En définitive nous dit Lagneau l’existence n’est jamais contenue dans le concept d’une chose. Nous n’avons pas besoin qu’une chose existe dans la réalité pour pouvoir concevoir la chose.
En linguistique, dans le signe il y a deux entités indissolublement liées, le signifiant et le signifié. Or le signifiant c’est ce qui intéresse le son, pas celui produit par la phonation, celui qui a une matérialité, l’image acoustique de quelque chose. Quand nous pensons sans prononcer intérieurement les mots de notre langue, nous en avons une empreinte psychique.
Bien sûr l’idée a une existence, non pas une matérialité. Sans matérialité elle a une réalité et une existence qui lui est propre. La seule pensée fait défiler des mots, autant d’empreintes dans le psychisme. Nous n’avons pas besoin que les choses existent dans la réalité pour qu’elles existent. Le seul fait de pouvoir se les représenter, les penser, d’en construire le concept (100 thalers) confère leur existence.
Tout le problème est de savoir si lorsque je vais dire qu’une chose existe, je lui enlève ou lui rajoute quelque chose.
Dans la logique qui était la nôtre, si nous parlons de ex aliquo d’où proviendrait le sens très fort et premier de existere, exister, nous comprenons pourquoi il est inadéquat de dire que Dieu existe, puisque Dieu existe voudrait dire :
1) Qu’il a son originalité à l’extérieur de lui-même, comme tout être.
2) Qu’il a lui-même la contingence.
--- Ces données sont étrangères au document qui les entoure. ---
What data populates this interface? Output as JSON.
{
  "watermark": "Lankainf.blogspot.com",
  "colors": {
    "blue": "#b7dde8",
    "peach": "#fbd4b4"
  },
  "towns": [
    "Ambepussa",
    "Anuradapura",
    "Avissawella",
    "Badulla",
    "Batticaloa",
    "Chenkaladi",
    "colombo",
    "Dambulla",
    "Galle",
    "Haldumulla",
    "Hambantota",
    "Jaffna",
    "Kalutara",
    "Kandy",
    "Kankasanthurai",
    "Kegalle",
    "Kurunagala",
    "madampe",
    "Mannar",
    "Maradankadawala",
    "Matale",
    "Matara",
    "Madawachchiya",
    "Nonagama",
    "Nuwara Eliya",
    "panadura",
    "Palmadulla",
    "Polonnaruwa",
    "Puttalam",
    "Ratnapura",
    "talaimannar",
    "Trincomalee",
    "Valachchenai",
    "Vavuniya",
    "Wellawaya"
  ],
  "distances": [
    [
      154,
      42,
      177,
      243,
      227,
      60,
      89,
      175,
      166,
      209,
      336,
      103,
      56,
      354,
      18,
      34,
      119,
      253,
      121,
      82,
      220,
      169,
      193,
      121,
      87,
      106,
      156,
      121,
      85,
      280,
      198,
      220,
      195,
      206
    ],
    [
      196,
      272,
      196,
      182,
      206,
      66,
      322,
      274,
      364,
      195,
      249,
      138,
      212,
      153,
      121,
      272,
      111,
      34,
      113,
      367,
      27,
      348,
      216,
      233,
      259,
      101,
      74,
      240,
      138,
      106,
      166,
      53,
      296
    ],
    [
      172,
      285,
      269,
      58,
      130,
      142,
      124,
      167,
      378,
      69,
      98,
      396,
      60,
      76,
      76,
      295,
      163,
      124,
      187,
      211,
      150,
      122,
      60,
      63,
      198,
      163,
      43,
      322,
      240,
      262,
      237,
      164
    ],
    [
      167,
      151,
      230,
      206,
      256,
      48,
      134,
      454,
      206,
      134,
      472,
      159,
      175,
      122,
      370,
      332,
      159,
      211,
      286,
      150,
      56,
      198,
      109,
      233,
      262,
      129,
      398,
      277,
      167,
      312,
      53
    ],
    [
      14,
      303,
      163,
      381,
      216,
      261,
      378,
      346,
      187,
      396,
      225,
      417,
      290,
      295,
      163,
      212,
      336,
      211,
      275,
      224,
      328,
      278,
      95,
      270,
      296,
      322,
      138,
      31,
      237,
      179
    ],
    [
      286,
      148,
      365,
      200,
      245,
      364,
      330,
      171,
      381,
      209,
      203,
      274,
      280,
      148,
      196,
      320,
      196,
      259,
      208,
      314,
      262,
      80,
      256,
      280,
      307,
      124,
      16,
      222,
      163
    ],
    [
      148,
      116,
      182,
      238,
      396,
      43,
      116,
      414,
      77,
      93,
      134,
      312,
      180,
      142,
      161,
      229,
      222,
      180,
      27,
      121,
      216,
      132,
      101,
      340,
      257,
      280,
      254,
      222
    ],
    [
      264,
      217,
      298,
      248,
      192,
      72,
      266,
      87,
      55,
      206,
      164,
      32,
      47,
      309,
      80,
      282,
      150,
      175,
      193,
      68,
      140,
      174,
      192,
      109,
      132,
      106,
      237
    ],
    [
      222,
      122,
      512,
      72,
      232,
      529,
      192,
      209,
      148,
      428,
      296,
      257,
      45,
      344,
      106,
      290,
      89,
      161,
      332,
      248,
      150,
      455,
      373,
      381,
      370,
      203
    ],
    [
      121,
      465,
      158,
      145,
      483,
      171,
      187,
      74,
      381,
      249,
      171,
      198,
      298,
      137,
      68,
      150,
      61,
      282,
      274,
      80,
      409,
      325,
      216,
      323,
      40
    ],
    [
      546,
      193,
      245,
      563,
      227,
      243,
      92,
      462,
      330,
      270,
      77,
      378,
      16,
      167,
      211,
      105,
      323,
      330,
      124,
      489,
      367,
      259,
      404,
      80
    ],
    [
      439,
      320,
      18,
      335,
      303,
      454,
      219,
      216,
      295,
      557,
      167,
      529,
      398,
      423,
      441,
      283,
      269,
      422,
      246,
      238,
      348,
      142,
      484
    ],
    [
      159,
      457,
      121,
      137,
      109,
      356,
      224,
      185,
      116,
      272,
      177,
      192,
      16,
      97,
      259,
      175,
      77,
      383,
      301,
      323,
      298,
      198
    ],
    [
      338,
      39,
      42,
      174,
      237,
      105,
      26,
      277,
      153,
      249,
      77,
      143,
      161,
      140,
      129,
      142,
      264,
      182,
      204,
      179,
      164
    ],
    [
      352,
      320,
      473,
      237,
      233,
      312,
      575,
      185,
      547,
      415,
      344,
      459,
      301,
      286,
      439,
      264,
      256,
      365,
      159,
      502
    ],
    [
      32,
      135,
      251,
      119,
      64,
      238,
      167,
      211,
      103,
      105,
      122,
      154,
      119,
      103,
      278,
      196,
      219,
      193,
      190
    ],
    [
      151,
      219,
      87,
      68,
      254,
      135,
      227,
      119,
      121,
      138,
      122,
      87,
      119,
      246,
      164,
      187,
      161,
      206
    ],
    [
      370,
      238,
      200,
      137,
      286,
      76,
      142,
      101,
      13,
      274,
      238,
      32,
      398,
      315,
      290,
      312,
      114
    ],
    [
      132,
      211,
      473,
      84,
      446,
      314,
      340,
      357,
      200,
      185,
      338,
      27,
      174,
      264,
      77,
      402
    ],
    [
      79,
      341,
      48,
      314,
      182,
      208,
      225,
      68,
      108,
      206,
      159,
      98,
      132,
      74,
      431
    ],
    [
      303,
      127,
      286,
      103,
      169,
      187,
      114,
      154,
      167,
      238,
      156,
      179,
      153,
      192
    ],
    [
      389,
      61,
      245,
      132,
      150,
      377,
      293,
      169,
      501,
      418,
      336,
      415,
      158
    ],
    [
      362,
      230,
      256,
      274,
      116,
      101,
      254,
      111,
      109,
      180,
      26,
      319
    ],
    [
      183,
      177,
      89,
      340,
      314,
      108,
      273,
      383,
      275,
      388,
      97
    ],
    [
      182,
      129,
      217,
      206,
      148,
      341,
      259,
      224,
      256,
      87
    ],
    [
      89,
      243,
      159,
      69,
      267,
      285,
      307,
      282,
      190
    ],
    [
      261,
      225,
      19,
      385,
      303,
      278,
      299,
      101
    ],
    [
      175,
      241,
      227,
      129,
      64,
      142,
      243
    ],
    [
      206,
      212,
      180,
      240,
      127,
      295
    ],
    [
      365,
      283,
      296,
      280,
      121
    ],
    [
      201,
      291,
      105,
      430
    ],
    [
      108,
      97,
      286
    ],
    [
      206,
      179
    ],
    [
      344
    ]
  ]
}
C’est toujours à l’extérieur du concept de Dieu que je trouverai son existence.
Que doit-on dire? Dieu existant ou pas, nous voyons le danger que cela représente. Nous voyons justement comment l’existence va nous apparaitre comme défaillante, comme toujours relative à l’être, et comme signification de l’être, n’ayant aucune autonomie, ne se pensant pas sans l’être.
D’autre part va-t-on dire Dieu est ? Est-ce mieux ?
Deux réponses possibles.
1) Oui si l’être excède l’existence. La métaphysique le montre.
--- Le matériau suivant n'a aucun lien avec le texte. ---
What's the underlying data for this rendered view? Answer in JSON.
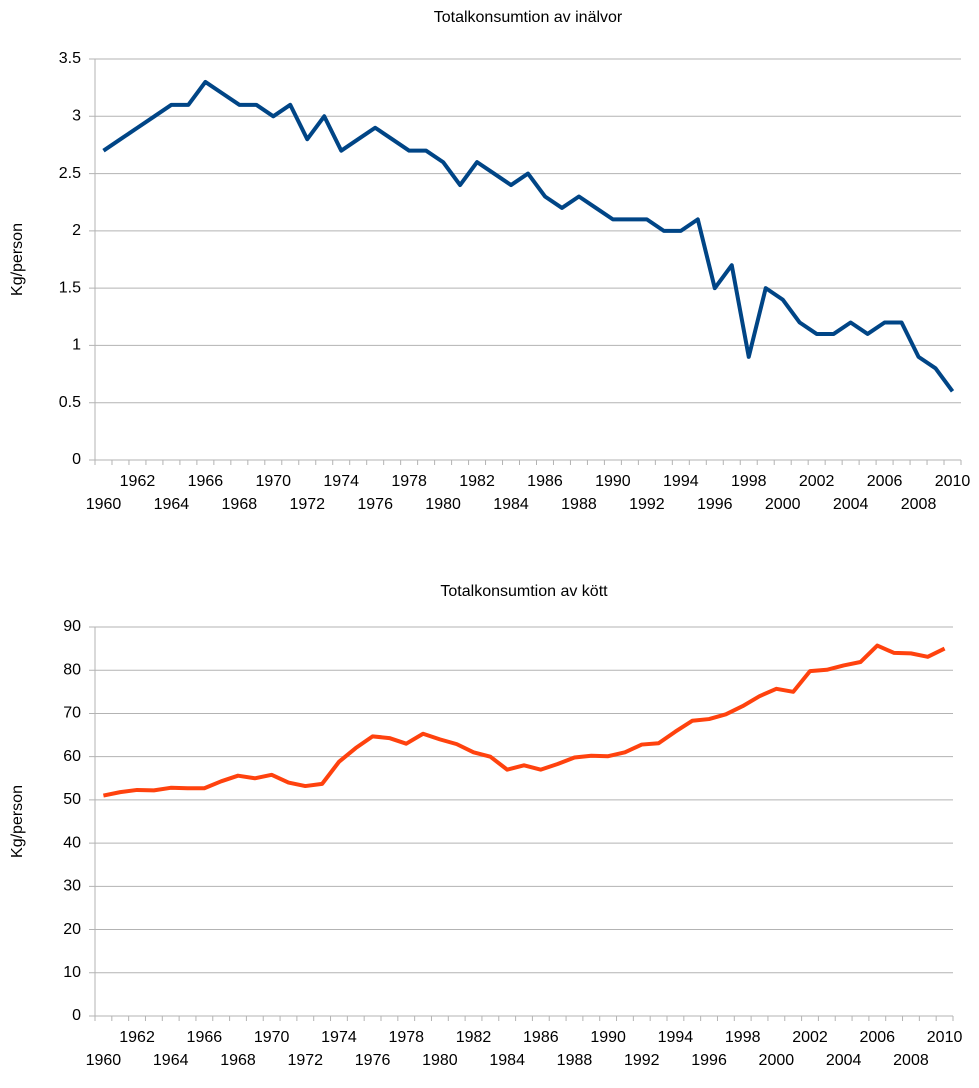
{
  "chart_data": [
    {
      "type": "line",
      "title": "Totalkonsumtion av inälvor",
      "y_label": "Kg/person",
      "color": "#004586",
      "grid": true,
      "ylim": [
        0,
        3.5
      ],
      "yticks": [
        0,
        0.5,
        1,
        1.5,
        2,
        2.5,
        3,
        3.5
      ],
      "categories": [
        "1960",
        null,
        "1962",
        null,
        "1964",
        null,
        "1966",
        null,
        "1968",
        null,
        "1970",
        null,
        "1972",
        null,
        "1974",
        null,
        "1976",
        null,
        "1978",
        null,
        "1980",
        null,
        "1982",
        null,
        "1984",
        null,
        "1986",
        null,
        "1988",
        null,
        "1990",
        null,
        "1992",
        null,
        "1994",
        null,
        "1996",
        null,
        "1998",
        null,
        "2000",
        null,
        "2002",
        null,
        "2004",
        null,
        "2006",
        null,
        "2008",
        null,
        "2010"
      ],
      "values": [
        2.7,
        2.8,
        2.9,
        3.0,
        3.1,
        3.1,
        3.3,
        3.2,
        3.1,
        3.1,
        3.0,
        3.1,
        2.8,
        3.0,
        2.7,
        2.8,
        2.9,
        2.8,
        2.7,
        2.7,
        2.6,
        2.4,
        2.6,
        2.5,
        2.4,
        2.5,
        2.3,
        2.2,
        2.3,
        2.2,
        2.1,
        2.1,
        2.1,
        2.0,
        2.0,
        2.1,
        1.5,
        1.7,
        0.9,
        1.5,
        1.4,
        1.2,
        1.1,
        1.1,
        1.2,
        1.1,
        1.2,
        1.2,
        0.9,
        0.8,
        0.6
      ]
    },
    {
      "type": "line",
      "title": "Totalkonsumtion av kött",
      "y_label": "Kg/person",
      "color": "#ff420e",
      "grid": true,
      "ylim": [
        0,
        90
      ],
      "yticks": [
        0,
        10,
        20,
        30,
        40,
        50,
        60,
        70,
        80,
        90
      ],
      "categories": [
        "1960",
        null,
        "1962",
        null,
        "1964",
        null,
        "1966",
        null,
        "1968",
        null,
        "1970",
        null,
        "1972",
        null,
        "1974",
        null,
        "1976",
        null,
        "1978",
        null,
        "1980",
        null,
        "1982",
        null,
        "1984",
        null,
        "1986",
        null,
        "1988",
        null,
        "1990",
        null,
        "1992",
        null,
        "1994",
        null,
        "1996",
        null,
        "1998",
        null,
        "2000",
        null,
        "2002",
        null,
        "2004",
        null,
        "2006",
        null,
        "2008",
        null,
        "2010"
      ],
      "values": [
        51,
        51.8,
        52.3,
        52.2,
        52.8,
        52.7,
        52.7,
        54.3,
        55.6,
        55,
        55.8,
        54,
        53.2,
        53.7,
        58.8,
        62,
        64.7,
        64.3,
        63,
        65.3,
        64,
        62.9,
        61,
        60,
        57,
        58,
        57,
        58.3,
        59.8,
        60.2,
        60.1,
        61,
        62.8,
        63.1,
        65.8,
        68.3,
        68.7,
        69.8,
        71.7,
        74,
        75.7,
        75,
        79.8,
        80.1,
        81.1,
        81.9,
        85.7,
        84,
        83.9,
        83.1,
        85
      ]
    }
  ]
}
2) Non si l’être désigne simplement une nécessité logique. Dieu serait alors assimilable à un pur objet mathématique. Il n’aurait d’existence, il n’aurait de réalité que celle du triangle et du cercle.
Nous aboutissons à l’idéalisme le plus total, à la formulation que Dieu n’est que l’idée de Dieu.
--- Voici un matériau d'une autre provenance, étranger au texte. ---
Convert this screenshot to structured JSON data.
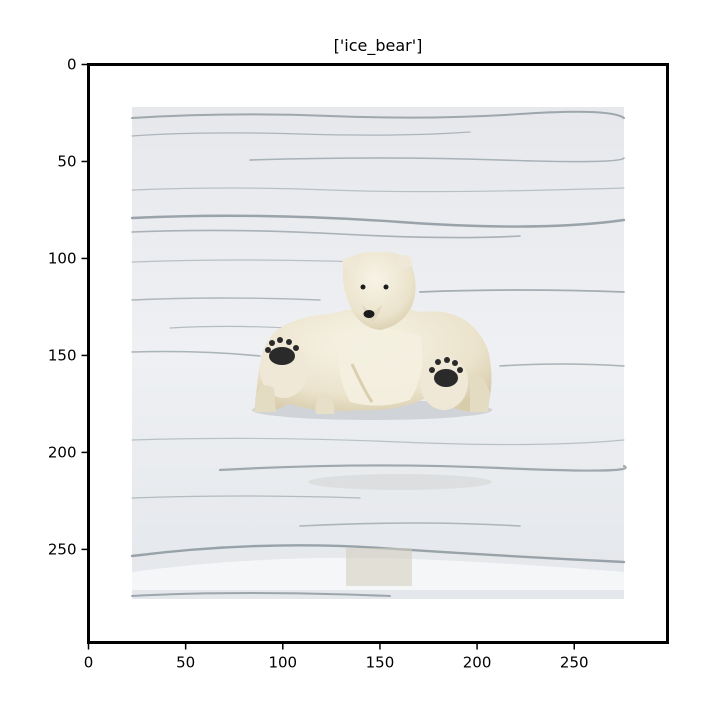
{
  "figure": {
    "title": "['ice_bear']",
    "image_subject": "polar-bear-on-sea-ice-photo"
  },
  "axes": {
    "xlim": [
      0,
      298
    ],
    "ylim": [
      298,
      0
    ],
    "x_ticks": [
      {
        "value": 0,
        "label": "0"
      },
      {
        "value": 50,
        "label": "50"
      },
      {
        "value": 100,
        "label": "100"
      },
      {
        "value": 150,
        "label": "150"
      },
      {
        "value": 200,
        "label": "200"
      },
      {
        "value": 250,
        "label": "250"
      }
    ],
    "y_ticks": [
      {
        "value": 0,
        "label": "0"
      },
      {
        "value": 50,
        "label": "50"
      },
      {
        "value": 100,
        "label": "100"
      },
      {
        "value": 150,
        "label": "150"
      },
      {
        "value": 200,
        "label": "200"
      },
      {
        "value": 250,
        "label": "250"
      }
    ]
  },
  "colors": {
    "snow": "#e9eaee",
    "snow_light": "#f3f4f6",
    "ice_crack": "#6f7f86",
    "bear_fur": "#ece6d4",
    "bear_shadow": "#cfc3a4",
    "paw_pad": "#2a2a2a",
    "frame": "#000000"
  }
}
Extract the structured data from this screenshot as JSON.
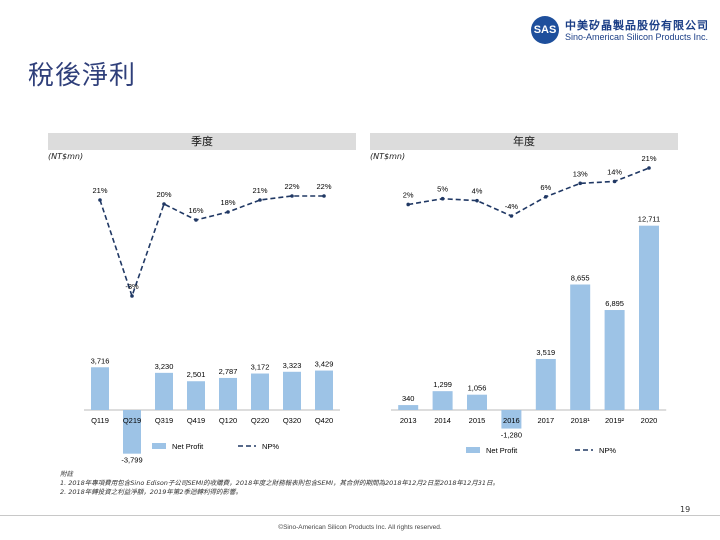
{
  "page_title": "稅後淨利",
  "logo": {
    "mark": "SAS",
    "name_cn": "中美矽晶製品股份有限公司",
    "name_en": "Sino-American Silicon Products Inc."
  },
  "colors": {
    "bar": "#9dc3e6",
    "line": "#203864",
    "header_bg": "#dcdcdc",
    "title": "#2f3f7a",
    "logo": "#1e4f9c"
  },
  "chart_data": [
    {
      "type": "bar",
      "panel": "quarterly",
      "title": "季度",
      "ylabel": "(NT$mn)",
      "categories": [
        "Q119",
        "Q219",
        "Q319",
        "Q419",
        "Q120",
        "Q220",
        "Q320",
        "Q420"
      ],
      "series": [
        {
          "name": "Net Profit",
          "kind": "bar",
          "values": [
            3716,
            -3799,
            3230,
            2501,
            2787,
            3172,
            3323,
            3429
          ],
          "labels": [
            "3,716",
            "-3,799",
            "3,230",
            "2,501",
            "2,787",
            "3,172",
            "3,323",
            "3,429"
          ]
        },
        {
          "name": "NP%",
          "kind": "line",
          "values": [
            21,
            -3,
            20,
            16,
            18,
            21,
            22,
            22
          ],
          "labels": [
            "21%",
            "-3%",
            "20%",
            "16%",
            "18%",
            "21%",
            "22%",
            "22%"
          ]
        }
      ]
    },
    {
      "type": "bar",
      "panel": "annual",
      "title": "年度",
      "ylabel": "(NT$mn)",
      "categories": [
        "2013",
        "2014",
        "2015",
        "2016",
        "2017",
        "2018¹",
        "2019²",
        "2020"
      ],
      "series": [
        {
          "name": "Net Profit",
          "kind": "bar",
          "values": [
            340,
            1299,
            1056,
            -1280,
            3519,
            8655,
            6895,
            12711
          ],
          "labels": [
            "340",
            "1,299",
            "1,056",
            "-1,280",
            "3,519",
            "8,655",
            "6,895",
            "12,711"
          ]
        },
        {
          "name": "NP%",
          "kind": "line",
          "values": [
            2,
            5,
            4,
            -4,
            6,
            13,
            14,
            21
          ],
          "labels": [
            "2%",
            "5%",
            "4%",
            "-4%",
            "6%",
            "13%",
            "14%",
            "21%"
          ]
        }
      ]
    }
  ],
  "notes": {
    "heading": "附註",
    "line1": "1. 2018年專項費用包含Sino Edison子公司SEMI的收購費，2018年度之財務報表則包含SEMI，其合併的期間為2018年12月2日至2018年12月31日。",
    "line2": "2. 2018年轉投資之利益淨額，2019年第2季迴轉利得的影響。"
  },
  "page_number": "19",
  "copyright": "©Sino-American Silicon Products Inc. All rights reserved."
}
Tout ceci constitue l’héritage dont nos penseurs vont s’emparer.
Les différentes significations du terme exister.
Il y a toujours une interaction sur le plan sémantique, le plan de la signification des mots, entre le plan du langage, les idées et les notions philosophiques qui définissent plus particulièrement la métaphysique.
Toute la métaphysique qui tourne autour de la notion d’être est une conséquence d’un phénomène grammatical qui va déraper et permettre de poser une notion qui n’existait pas, qui est celle de l’être. C’est un réservoir où s’accumulent les significations qui vont permettre de comprendre les questions.